Em missão ao Rio de Janeiro, a comissão constatou a flagrante contradição entre os depoimentos de
membros do Exército, da Polícia Civil e dos familiares das vítimas e de lideranças comunitárias.
Questões centrais merecem maior apuração e elucidação:
a) a mãe de Wellington afirma ter visto o filho machucado no quartel, mas os depoimentos dos
militares negam tal versão;
b) há informações contraditórias acerca do tempo de permanência dos três jovens sob o poder do
Exército, no Comando Militar do Leste;
c) há visões antagônicas a respeito da presença do Exército no morro da Providência -para o
Exército, 75% da comunidade seria favorável, ao passo que a primeira demanda de líderes
comunitários a esta comissão foi a imediata retirada das tropas;
d) registros do Exército apontam que, de dezembro de 2007 até o momento, na realização do projeto
Cimento Social, teriam ocorrido apenas 11 registros de crime de desacato, mas integrantes da
comunidade denunciam a violência sistemática do Exército, marcada por hostilidades, abusos,
intimidações diárias, em um estado de exceção permanente;
e) é necessário um esclarecimento a respeito da promíscua relação entre as Forças Armadas e o
crime organizado (relatório da CPI do Tráfico de Armas aponta que, no Rio, 22% das armas
apreendidas com criminosos pertencem às Forças Armadas);
f) há dificuldade para responsabilizar militares por eventual abuso, em virtude da falta de
identificação dos membros do Exército;
g) é necessário o exame de balística das armas do Exército e dos celulares, bem como o exame do
corpo de delito dos jovens assassinados;
h) a punição daqueles que efetivamente executaram os jovens. No sentido de cooperar para a
investigação dos fatos, a comissão decidiu colher os depoimentos dos membros da comunidade, a
partir de uma atuação articulada entre instituições jurídicas (OAB, Defensoria Pública, Ministério
Público, entre outras), a fim de que novos elementos sejam considerados para a melhor elucidação
do caso.
Decidiu, ainda, realizar um estudo dos casos de crime de desacato registrados, a fim de avaliar a
dinâmica dos fatos. O sistema interamericano de direitos humanos tem demandado dos Estados que
revisitem e até eliminem de sua ordem jurídica a figura do crime de desacato, por violar parâmetros
protetivos internacionais.
Ao lado dessas medidas, outras se somam, como a garantia de reparação aos familiares das vítimas,
diante do reconhecimento explícito da responsabilidade do Estado; a prestação de apoio psicológico
aos familiares das vítimas; e a proteção aos familiares e às testemunhas ameaçadas.

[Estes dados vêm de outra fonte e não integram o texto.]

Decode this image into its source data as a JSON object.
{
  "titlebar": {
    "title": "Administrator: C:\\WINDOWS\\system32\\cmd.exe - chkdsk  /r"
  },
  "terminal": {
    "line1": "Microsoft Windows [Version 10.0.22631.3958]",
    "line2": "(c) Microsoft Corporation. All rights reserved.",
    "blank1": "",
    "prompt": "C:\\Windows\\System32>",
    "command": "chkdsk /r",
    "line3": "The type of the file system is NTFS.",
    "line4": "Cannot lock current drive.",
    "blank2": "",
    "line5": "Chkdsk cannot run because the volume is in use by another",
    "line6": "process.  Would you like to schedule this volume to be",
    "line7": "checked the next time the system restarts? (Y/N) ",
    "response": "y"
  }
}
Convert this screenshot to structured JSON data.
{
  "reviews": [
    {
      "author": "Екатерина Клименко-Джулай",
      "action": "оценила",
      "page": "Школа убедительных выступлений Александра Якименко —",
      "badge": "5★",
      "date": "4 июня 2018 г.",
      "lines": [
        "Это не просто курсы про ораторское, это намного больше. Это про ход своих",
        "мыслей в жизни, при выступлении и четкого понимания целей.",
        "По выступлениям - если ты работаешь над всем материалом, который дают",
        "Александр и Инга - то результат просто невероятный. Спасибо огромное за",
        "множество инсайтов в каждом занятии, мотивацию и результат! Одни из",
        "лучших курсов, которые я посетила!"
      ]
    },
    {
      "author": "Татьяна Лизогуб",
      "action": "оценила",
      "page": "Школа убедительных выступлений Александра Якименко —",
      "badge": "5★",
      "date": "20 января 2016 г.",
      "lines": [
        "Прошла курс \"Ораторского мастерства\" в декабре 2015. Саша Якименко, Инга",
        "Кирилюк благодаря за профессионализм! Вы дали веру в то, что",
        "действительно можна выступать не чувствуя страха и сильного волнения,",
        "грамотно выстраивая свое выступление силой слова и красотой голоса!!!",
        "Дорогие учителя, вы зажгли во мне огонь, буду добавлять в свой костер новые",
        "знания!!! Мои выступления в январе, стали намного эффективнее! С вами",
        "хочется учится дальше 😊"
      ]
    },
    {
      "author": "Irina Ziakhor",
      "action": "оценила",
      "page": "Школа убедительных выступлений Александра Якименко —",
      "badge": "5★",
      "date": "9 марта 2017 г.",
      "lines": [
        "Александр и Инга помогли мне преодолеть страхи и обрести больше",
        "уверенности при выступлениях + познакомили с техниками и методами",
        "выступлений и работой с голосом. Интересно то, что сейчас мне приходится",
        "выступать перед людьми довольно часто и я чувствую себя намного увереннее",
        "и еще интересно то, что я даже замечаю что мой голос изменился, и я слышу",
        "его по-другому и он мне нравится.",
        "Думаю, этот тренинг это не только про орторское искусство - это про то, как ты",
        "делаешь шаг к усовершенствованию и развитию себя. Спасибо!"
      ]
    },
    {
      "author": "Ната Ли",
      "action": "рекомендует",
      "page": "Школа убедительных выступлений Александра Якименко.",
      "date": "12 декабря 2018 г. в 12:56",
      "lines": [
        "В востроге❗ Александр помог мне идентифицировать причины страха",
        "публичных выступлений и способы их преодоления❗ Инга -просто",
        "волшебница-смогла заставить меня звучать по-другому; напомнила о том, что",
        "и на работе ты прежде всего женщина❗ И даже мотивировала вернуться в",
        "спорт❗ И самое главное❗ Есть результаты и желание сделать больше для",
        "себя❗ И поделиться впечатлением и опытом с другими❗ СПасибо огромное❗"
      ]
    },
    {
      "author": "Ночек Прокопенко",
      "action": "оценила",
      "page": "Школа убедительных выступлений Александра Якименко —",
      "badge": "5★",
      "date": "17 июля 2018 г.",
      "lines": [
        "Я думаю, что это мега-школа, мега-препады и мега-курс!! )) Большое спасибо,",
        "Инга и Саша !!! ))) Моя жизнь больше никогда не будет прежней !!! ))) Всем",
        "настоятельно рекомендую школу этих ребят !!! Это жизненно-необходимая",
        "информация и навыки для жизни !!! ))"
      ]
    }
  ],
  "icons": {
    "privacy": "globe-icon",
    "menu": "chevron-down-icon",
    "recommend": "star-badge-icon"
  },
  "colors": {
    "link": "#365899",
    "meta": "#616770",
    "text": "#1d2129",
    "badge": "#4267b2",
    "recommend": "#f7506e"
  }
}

Se questionável na ordem jurídica democrática é a existência do instituto do crime de desacato,
legado do regime autoritário, inquestionável e inadmissível é que tal crime seja punido com a pena
de morte, sumariamente executada mediante parceria das Forças Armadas e com o crime
organizado.
O Estado de Direito requer respostas, demandando rigorosa investigação e punição dos
responsáveis e a reparação da grave violação. O Estado de Direito não pode ser refém da barbárie.